Peki, nasıl oldu da, bir zamanların alternatif ve pasifist partisi böylesi bir »başarı hikâyesini« yazabildi? Ocak 1980’de parlamento dışı muhalefet güçlerince, bilhassa nükleer enerji ve savaş karşıtlarının katılımıyla kurulan (ki o zamanlar »Ortodoks sola korku salan yeni sol« olarak lanse ediliyorlardı) ve 1993’de Demokratik Almanya Cumhuriyeti’ndeki karşı devrimci »Birlik 90« hareketiyle birleşerek, şimdiki adını alan Yeşiller, uzun yıllar boyunca muhafazakârlar tarafından bir umacı gibi görülüyorlardı. Halbuki komünistler daha ilk kuruluş günlerinde bu partinin kitlelerin nükleer enerji ve savaş karşıtı yaklaşımlarını sisteme entegre edeceklerini ve kitle hareketlerini antikomünist çizgiye kanalize ederek, ehlileştireceklerini iddia ediyorlardı.
Nitekim aradan geçen 39 yıl sonra geriye dönüp baktığımızda, Alman komünistlerinin 1980’de yaptıkları tespitin doğruluğunu ve Yeşillerin her iki noktada da »başarılı« olabildiklerini görebiliriz.
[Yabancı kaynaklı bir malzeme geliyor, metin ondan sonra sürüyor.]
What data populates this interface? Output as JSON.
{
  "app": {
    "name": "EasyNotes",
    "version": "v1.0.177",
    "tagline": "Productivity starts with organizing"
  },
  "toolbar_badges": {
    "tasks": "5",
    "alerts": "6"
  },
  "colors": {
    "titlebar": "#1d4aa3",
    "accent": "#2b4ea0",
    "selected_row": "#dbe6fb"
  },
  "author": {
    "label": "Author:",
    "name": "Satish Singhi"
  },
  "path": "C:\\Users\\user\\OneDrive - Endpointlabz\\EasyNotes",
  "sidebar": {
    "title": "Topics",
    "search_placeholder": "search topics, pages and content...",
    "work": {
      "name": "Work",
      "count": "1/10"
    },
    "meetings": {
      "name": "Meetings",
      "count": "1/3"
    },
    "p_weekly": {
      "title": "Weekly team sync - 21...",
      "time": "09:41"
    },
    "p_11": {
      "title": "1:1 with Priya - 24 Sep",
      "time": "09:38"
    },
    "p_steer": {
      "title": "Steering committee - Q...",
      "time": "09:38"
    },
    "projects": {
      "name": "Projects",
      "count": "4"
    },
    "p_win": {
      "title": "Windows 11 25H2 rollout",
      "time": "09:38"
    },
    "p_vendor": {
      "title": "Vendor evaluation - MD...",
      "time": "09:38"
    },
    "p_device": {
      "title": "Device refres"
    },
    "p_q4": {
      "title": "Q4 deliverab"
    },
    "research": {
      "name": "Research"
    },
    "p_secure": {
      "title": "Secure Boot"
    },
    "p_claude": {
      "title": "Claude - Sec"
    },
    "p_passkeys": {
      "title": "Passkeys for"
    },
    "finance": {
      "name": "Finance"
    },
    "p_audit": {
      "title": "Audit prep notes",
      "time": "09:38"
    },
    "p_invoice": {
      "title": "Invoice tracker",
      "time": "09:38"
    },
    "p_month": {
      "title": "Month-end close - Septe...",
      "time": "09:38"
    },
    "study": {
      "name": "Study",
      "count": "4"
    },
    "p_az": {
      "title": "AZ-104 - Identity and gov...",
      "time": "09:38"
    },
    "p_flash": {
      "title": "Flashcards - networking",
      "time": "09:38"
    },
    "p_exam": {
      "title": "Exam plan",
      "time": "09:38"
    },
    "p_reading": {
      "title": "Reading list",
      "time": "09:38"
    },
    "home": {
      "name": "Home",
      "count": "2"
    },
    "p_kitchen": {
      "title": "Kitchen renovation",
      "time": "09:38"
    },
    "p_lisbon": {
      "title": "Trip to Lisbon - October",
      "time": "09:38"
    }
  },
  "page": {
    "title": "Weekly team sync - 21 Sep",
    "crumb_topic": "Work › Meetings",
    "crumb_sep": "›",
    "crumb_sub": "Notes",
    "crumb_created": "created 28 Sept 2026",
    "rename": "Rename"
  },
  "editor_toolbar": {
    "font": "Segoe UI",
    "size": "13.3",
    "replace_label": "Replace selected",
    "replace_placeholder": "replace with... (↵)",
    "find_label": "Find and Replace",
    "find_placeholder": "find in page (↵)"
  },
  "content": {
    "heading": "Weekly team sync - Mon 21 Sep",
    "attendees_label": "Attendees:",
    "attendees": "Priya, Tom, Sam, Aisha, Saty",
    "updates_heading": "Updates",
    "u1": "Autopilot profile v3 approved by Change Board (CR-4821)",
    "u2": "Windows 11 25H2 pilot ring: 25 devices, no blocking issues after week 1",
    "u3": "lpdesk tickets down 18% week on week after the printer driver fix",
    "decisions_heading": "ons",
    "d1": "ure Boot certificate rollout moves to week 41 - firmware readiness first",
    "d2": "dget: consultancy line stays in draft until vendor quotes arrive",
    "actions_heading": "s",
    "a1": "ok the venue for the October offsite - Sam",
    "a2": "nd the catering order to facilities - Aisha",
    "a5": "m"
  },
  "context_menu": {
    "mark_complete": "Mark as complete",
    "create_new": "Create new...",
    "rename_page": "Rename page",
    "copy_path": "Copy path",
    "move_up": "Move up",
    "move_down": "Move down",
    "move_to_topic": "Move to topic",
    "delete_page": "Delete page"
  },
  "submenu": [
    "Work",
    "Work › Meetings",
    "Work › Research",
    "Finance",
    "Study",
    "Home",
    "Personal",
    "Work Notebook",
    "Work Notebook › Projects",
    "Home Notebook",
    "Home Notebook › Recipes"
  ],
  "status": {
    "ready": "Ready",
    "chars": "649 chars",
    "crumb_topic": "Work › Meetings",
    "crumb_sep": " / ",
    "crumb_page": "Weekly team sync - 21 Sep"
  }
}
Gerçi Alman ordusunun Yugoslavya’ya yönelik emperyalist savaşa katılmasının baş aktörlerinden dönemin Dışişleri Bakanı Joseph Fischer’in hızlı dönüşümünden bu yana Yeşillerin »pasifizm boyası« çoktan döküldü, ancak parlamentarizmin »oyun kurallarını« çabucak kavrayan Yeşil oportünistler partinin güya »alternatif, çevreci ve barışçıl« güç olduğu demagojisini – burjuva medyasının da üstün gayretleriyle – bugüne dek iyi kullanabildiler.
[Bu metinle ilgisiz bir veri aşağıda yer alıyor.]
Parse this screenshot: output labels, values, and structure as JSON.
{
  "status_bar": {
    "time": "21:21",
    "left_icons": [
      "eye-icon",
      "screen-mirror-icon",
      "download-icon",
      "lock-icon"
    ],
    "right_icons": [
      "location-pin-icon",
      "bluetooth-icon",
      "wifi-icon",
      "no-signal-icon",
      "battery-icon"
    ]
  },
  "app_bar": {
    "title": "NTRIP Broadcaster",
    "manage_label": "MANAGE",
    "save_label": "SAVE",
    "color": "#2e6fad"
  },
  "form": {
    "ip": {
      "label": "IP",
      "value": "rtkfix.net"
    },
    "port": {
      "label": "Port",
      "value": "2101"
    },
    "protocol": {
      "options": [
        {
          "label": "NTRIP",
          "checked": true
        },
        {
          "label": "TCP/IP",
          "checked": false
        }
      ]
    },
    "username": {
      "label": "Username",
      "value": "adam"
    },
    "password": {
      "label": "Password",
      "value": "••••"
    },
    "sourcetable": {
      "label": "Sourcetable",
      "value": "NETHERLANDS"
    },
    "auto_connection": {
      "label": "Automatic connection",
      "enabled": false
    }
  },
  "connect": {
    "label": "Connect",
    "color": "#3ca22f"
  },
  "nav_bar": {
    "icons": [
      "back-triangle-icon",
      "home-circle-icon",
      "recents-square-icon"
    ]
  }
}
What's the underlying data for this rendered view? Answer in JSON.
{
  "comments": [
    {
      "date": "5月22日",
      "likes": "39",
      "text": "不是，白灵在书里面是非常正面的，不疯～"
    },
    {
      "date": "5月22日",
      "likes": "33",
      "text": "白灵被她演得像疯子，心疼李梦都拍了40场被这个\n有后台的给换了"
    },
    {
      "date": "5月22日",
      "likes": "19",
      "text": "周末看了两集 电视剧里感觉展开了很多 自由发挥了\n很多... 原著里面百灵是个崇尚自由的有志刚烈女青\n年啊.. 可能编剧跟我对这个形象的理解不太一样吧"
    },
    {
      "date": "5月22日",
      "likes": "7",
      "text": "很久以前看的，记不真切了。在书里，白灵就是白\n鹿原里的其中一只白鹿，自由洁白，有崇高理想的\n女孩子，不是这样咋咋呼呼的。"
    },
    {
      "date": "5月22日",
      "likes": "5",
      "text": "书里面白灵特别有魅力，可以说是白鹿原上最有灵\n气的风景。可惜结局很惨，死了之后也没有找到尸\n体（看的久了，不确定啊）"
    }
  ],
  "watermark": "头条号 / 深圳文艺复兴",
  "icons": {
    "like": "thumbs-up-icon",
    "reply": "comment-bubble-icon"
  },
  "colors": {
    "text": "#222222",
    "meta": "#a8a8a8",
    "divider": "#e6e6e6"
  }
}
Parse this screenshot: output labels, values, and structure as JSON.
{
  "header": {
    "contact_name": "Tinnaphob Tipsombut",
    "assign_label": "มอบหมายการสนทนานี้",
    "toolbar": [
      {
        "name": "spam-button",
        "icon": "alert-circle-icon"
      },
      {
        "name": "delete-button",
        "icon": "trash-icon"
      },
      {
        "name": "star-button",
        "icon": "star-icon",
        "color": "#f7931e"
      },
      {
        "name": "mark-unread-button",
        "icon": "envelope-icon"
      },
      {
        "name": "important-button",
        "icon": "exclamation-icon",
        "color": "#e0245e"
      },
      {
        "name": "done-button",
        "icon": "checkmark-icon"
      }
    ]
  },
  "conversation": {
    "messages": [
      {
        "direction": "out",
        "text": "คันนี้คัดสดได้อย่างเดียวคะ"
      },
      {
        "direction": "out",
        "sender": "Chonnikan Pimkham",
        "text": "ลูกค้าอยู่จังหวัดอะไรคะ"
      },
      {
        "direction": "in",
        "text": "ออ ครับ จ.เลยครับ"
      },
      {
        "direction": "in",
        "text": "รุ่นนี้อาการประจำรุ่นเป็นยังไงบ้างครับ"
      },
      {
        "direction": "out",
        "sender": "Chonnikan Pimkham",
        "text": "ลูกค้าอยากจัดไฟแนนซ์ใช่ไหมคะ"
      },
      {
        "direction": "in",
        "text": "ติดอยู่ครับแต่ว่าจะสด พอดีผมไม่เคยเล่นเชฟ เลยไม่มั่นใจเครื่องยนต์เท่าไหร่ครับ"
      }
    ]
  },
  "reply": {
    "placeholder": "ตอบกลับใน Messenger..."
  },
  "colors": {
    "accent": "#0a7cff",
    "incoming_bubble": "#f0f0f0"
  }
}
Bilhassa dünya çapında, özellikle zengin coğrafyalarda genç insanların iklim değişimine karşı kitlesel olarak sokaklara döküldükleri bugünlerde, dünya komünist hareketinin zayıflığı ve parlamentarizm batağında debelenen reformist solun basiretsizliği nedeniyle, »Yeşil pazarlamacılar« hayli başarılı olabiliyorlar. »Fridays for Future« hareketine katılan Almanya’daki genç seçmenler, Yeşillerin parlamento dışı muhalefetteki kökenlerine ve »Yeşil pazarlamacıların« demagojilerine kanarak, oylarını kullandılar. Yapılan araştırmalar Avrupa Parlamentosu Seçimlerinde 30 yaş altı seçmenlerin yüzde 33’ünün oylarını Yeşillere verdiğini ortaya çıkardı.
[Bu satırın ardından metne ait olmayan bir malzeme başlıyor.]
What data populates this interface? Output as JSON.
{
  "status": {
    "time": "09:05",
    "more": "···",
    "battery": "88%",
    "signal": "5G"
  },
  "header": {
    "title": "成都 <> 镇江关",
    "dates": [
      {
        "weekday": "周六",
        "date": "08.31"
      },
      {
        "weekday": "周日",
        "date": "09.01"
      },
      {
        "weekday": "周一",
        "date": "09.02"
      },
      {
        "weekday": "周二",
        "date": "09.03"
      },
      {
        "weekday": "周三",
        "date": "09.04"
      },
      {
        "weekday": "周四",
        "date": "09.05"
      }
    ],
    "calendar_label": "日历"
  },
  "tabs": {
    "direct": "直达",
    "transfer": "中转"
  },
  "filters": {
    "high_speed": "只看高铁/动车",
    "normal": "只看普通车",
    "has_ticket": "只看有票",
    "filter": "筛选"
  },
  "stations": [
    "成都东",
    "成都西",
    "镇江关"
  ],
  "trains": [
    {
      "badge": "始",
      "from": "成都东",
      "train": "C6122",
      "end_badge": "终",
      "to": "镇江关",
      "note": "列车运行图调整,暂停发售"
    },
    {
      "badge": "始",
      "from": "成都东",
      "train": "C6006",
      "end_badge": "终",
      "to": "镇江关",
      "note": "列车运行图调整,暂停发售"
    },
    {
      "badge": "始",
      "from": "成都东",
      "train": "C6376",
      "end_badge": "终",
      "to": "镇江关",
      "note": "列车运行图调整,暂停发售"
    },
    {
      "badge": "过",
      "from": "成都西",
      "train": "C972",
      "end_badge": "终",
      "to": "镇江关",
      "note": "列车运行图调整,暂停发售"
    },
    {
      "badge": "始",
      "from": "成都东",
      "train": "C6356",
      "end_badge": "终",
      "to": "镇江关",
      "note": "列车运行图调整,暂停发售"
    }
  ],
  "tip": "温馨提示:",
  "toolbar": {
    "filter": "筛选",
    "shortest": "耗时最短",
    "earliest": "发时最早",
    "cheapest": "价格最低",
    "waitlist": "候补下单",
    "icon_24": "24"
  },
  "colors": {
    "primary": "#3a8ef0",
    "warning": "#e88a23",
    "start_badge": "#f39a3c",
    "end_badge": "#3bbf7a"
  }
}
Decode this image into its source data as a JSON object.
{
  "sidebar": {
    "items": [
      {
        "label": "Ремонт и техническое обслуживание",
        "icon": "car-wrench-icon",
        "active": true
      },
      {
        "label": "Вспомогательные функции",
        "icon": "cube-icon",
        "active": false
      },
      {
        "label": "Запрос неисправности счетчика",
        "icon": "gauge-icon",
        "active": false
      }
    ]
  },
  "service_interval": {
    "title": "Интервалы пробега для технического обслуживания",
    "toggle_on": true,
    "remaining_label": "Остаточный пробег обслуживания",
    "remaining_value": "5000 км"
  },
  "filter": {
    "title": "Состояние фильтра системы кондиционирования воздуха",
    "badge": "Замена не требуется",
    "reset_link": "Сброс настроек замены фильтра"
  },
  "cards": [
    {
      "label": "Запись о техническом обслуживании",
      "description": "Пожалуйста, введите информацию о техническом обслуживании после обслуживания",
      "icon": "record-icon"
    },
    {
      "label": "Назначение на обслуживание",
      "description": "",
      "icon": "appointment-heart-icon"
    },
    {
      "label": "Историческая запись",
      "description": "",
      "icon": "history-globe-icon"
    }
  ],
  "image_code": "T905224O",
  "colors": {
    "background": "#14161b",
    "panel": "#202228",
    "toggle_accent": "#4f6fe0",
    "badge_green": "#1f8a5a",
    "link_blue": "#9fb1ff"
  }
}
Yeşil demagojinin gizledikleri
Nedense Ren Kapitalizminin sosyal devlet tavizlerini yok eden ve »sosyal piyasa ekonomisinin« sembolik mezar taşı hâline gelen gerici Hartz-Yasalarının 1998’den sonra bizzat Schröder-Fischer hükümetlerince gerçekleştirilmesinden bu yana neoliberal politikaların taşıyıcısı olan Yeşillerin ekoloji alanındaki gericilikleri dikkate alınmıyor. Hâlâ »ekoloji partisi« olarak kabul gören Yeşiller, çeşitli Eyalet Hükümetlerinin ortakları olarak çevreye zarar veren sayısız kararların altına imza attılar. Örnek vermek gerekirse: Hessen Eyalet Hükümetinin ortağı olan Yeşiller, 1980’lerden bu yana toplumsal dirençle karşılaşan Frankfurt Hava Limanı genişletilmesini onayladılar. Kuzey-Ren Vesfalya Hükümetinin ortağı olarak son yıllarda ekolojik direniş sembolü hâline gelen »Hambach Ormanı«nın yok edilmesine karşı küçük parmaklarını dahi oynatmadılar. Ya da Baden-Württemberg Eyalet Hükümetinde Eyalet Başbakanı düzeyinde temsil edilen Yeşil oportünistler, bütün »ekolojik değerlerini« Daimler otomobil tekelinin çıkarlarına harcadılar. Mütemadiyen ırkçı çıkışlarıyla burjuva basınında yer alan Yeşil Büyükşehir Belediye Başkanlarını saymıyoruz bile.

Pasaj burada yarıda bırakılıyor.